Volkswagen Golf GTD 2020: svelata la potente turbodiesel da 200 CV [FOTO]

Fare sportivo e interni stilosi

La Volkswagen Golf GTD 2020 svela le proprie caratteristiche che fanno leva sulla presenza del potente motore turbodiesel TDI da 2.0 litri che sviluppa 200 CV e 400 Nm di coppia massima.

Volkswagen ha alzato il velo dalla nuova Golf GTD, la potente ed efficiente versione turbodiesel dell’ottava generazione della best-seller tedesca.

La nuova Volkswagen Golf GTD, che vedremo in un occasione diversa rispetto a quella prevista del Salone di Ginevra 2020 che, notizia delle ultime ore, è stato annullato per l’emergenza coronavirus, si caratterizza esteticamente per il profilo frontale del cofano motore in tinta argento, oltre ai fari fendinebbia a LED, con cinque elementi a forma di X, posti ai due lati della generosa presa d’aria del paraurti anteriore. Tra le particolarità della nuova Golf GTD, che propone il nuovo logo Volkswagen al centro del frontale, ci sono delle inedite luci diurne a LED integrate nella calandra.

Motore 2.0 TDI da 200 CV e 400 Nm

Ma è sotto il cofano che la nuova Volkswagen Golf GTD si distingue in maniera più netta grazie alla presenza del motore turbodiesel TDI da 2.0 litri che sviluppa 200 CV di potenza e 400 Nm di coppia massima, associato esclusivamente al cambio sequenziale a doppia frizione DSG a 7 marce e dotato di due catalizzatori SCR a doppia iniezione di AdBlue.

Sedili Scalepaper con trama a schacchi

Gli interni della nuova generazione della Volkswagen Golf GTD riescono a distinguersi dal resto della gamma attraverso la presenza dei nuovi sedili sportivi Scalepaper con il tradizionale motivo a scacchi.
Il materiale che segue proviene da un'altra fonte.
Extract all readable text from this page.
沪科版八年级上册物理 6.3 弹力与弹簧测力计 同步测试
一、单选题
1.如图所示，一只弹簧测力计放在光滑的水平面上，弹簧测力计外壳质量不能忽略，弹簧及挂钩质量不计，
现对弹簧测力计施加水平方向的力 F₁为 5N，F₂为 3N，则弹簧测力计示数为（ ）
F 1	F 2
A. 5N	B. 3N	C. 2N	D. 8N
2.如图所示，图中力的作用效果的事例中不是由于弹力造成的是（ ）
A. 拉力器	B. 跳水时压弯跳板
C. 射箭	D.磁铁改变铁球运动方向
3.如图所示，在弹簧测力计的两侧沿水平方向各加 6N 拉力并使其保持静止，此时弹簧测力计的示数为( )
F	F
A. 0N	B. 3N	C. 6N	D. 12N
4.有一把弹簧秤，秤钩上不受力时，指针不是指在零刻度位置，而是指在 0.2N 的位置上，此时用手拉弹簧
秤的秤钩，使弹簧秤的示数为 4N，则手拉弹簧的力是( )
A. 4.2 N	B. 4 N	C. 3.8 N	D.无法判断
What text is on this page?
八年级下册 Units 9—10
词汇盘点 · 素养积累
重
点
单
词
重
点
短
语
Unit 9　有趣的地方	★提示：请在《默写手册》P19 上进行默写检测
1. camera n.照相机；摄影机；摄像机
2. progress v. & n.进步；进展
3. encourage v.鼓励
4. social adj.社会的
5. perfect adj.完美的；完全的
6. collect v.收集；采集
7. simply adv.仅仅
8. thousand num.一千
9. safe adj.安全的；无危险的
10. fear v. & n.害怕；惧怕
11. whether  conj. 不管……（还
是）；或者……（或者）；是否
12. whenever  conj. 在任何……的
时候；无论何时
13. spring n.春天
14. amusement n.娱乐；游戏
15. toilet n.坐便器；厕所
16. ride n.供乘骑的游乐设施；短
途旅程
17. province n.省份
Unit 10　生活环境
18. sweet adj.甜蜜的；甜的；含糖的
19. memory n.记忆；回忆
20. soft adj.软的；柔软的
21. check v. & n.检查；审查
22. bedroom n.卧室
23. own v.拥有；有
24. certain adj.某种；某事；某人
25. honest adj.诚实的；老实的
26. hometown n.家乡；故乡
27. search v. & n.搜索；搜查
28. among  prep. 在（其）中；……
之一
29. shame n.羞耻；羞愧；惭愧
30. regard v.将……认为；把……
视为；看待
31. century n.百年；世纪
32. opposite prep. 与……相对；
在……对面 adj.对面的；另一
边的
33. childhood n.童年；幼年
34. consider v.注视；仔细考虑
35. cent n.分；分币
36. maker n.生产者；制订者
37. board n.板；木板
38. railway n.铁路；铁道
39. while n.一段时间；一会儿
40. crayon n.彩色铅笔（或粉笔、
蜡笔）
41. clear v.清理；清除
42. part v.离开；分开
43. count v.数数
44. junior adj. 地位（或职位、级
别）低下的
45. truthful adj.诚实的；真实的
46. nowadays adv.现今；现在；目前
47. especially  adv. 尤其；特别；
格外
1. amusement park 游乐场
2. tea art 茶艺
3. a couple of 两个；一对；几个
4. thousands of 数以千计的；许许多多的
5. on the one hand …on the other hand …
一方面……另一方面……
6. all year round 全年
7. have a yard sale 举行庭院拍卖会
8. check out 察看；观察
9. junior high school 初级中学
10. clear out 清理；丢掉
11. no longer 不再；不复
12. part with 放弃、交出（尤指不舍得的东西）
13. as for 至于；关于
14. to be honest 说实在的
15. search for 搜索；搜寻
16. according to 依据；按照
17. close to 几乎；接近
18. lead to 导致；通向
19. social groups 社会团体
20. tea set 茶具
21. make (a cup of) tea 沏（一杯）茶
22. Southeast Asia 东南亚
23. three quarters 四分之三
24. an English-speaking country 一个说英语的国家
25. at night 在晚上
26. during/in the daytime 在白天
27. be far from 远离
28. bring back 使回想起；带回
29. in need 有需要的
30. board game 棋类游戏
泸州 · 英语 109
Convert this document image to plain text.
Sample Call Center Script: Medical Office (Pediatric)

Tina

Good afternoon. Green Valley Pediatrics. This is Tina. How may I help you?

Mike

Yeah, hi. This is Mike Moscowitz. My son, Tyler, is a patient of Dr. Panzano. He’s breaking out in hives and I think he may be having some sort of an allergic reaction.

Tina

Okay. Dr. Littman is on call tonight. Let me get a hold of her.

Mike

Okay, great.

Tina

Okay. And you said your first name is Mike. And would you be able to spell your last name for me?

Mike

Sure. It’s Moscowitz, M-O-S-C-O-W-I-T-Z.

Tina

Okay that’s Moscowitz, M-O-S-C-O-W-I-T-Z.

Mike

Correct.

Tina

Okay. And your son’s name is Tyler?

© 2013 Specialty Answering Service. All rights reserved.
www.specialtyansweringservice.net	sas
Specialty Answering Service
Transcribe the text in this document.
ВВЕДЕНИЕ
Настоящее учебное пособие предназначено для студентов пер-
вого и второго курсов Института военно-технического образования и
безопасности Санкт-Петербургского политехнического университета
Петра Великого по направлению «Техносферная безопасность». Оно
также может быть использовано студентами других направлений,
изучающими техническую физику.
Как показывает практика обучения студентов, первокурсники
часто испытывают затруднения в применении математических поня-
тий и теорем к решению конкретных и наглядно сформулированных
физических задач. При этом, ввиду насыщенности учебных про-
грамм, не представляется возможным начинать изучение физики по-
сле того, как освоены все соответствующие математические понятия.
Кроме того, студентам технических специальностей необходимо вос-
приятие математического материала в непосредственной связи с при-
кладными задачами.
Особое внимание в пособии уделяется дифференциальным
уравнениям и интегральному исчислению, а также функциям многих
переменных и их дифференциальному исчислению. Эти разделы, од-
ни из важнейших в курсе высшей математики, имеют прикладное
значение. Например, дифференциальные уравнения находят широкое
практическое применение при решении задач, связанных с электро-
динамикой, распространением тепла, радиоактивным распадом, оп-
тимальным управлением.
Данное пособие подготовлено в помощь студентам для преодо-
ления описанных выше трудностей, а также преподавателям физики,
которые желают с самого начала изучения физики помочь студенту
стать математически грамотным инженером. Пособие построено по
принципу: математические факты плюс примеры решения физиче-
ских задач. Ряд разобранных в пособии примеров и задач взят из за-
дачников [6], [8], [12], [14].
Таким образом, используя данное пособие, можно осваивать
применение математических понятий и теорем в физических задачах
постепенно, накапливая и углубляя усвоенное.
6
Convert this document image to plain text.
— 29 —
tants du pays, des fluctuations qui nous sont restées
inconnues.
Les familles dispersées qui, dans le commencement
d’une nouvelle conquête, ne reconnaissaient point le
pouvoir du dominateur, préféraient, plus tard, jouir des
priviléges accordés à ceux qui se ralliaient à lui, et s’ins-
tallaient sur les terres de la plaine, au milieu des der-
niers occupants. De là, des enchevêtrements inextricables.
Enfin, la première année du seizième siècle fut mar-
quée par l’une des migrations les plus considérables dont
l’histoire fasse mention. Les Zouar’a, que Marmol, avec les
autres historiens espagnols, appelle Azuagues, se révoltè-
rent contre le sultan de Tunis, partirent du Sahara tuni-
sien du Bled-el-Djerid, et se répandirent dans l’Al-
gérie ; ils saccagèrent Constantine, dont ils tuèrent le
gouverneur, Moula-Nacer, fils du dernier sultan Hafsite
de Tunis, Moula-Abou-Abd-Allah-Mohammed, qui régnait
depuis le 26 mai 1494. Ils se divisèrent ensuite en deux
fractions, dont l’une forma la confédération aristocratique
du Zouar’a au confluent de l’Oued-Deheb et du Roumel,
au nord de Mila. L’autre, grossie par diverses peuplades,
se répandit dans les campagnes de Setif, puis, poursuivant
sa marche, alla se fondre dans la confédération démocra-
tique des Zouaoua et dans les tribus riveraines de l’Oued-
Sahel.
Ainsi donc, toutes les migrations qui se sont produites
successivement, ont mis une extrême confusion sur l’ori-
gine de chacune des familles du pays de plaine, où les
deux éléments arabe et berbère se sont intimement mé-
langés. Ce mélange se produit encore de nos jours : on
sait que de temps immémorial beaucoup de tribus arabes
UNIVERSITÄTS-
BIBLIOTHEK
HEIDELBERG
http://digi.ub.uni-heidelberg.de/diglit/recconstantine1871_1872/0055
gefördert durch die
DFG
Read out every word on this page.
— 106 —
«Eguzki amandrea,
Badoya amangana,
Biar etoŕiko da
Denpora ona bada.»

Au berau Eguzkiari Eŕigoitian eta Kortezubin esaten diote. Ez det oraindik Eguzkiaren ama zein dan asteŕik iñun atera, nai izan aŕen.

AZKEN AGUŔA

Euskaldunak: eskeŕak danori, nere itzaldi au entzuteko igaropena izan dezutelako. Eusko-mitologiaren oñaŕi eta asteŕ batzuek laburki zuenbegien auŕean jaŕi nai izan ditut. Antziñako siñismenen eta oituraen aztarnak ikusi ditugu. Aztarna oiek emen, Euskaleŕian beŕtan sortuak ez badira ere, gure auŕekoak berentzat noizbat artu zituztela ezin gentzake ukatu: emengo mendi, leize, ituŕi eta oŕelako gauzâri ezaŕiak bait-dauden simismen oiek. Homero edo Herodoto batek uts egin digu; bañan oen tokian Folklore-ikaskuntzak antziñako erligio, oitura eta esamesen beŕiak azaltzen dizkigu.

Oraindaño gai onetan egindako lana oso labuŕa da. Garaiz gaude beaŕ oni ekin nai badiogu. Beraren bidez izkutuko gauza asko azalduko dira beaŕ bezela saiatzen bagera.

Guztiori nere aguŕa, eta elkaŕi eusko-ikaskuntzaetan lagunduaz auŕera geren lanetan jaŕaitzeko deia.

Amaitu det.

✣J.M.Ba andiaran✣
A bordo della Golf 8 GTD la dotazione tecnologica si è inevitabilmente allineata a quella delle altre recenti versioni, proponendo dunque la strumentazione digitale con schermo da 10,25 pollici, il sistema d’infotainment con display touch centrale da 10 pollici, i comandi touch, il nuovo volante sportivo multifunzione a tre razze con rivestimento in pelle e finitura argentata, e il comando del sistema Travel Assist, disponibile in optional, che si attiva fino a 210 chilometri orari.

Sigla GTD presente nella gamma Golf da quasi 40 anni

La storia della Golf GTD parte dal lontano 1982, per poi continuare nelle successive generazioni del modello che ha fatto e continua a fare le fortune di Volkswagen. Una “pausa” alle versione GTD, almeno nel nome, avvenne con la quarta generazione che si presentò con la sigla GTI nonostante fosse però equipaggiata con il motore TDI da 1.9 litri che sviluppava 115 CV, successivamente aumentati a 150 CV.